Dispersion Relation Of Strongly Interacting Fermion Matter And Low Temperature Expansion Of Thermodynamics

With Feshbach resonance technology development, the many-body community raises the unprecedented research upsurge to ultra-cold atomic fermions, especially for the condensed thermodynamic properties of strong interaction unitary Fermi system. For the interaction of quantum many-body problems, the basic content is the dispersion relation of the excitation mode. As the Fermi gas is polarized, the exotic phase separation of a two-component Fermi gas has been paid much attention.Firstly, we analyze the dispersion relation of the excitation mode in non-relativistic interacting fermion matter. The polarization tensor is calculated with the random phase approximation in the framework of finite temperature field theory. The influences of the temperature, particle number density and interaction strength on the dispersion relation determined by the polarization tensor are discussed in detail.
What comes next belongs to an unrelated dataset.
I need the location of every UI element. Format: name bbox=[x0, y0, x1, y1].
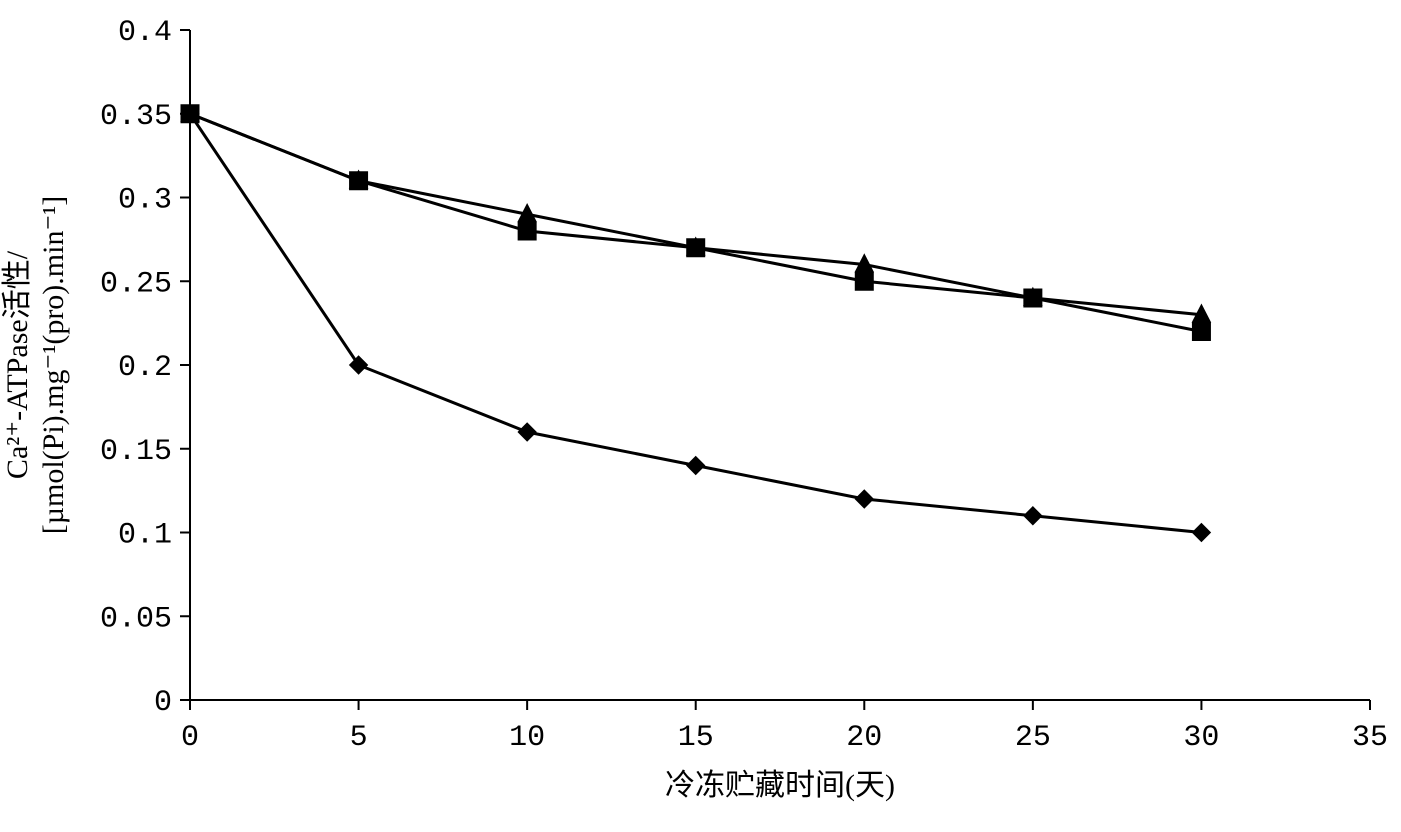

It is found that the collective effects are qualitatively more important in the unitary fermions than those in the finite contact interaction matter.In addition to the fundamental ground state energy or the universal constantξ, the Landau effective mass m~* is an another universal parameter, which is usually considered to be determined experimentally. In this thesis, we want to make an analytical attempt to fix the ratio of the effective mass m~* to the bare fermion mass m. Based on our previous works for unitary Fermi gas, the low temperature expansions are performed for the thermodynamic quantities such as the energy density, chemical potential and pressure. For the ultra-cold unitary Fermi system, compared to the low temperature expansion of the strong interaction of pressure, we can obtain the universal constant B of the equation of state for symmetric with equal up and down fermions. According to the thermodynamic properties and Landau theory of Fermi-Liquid, as one of the Landau parameters, the effective fermion mass is m~*/m = 10/9. This exact result is in agreement with some quantum Monte-Carlo attempts.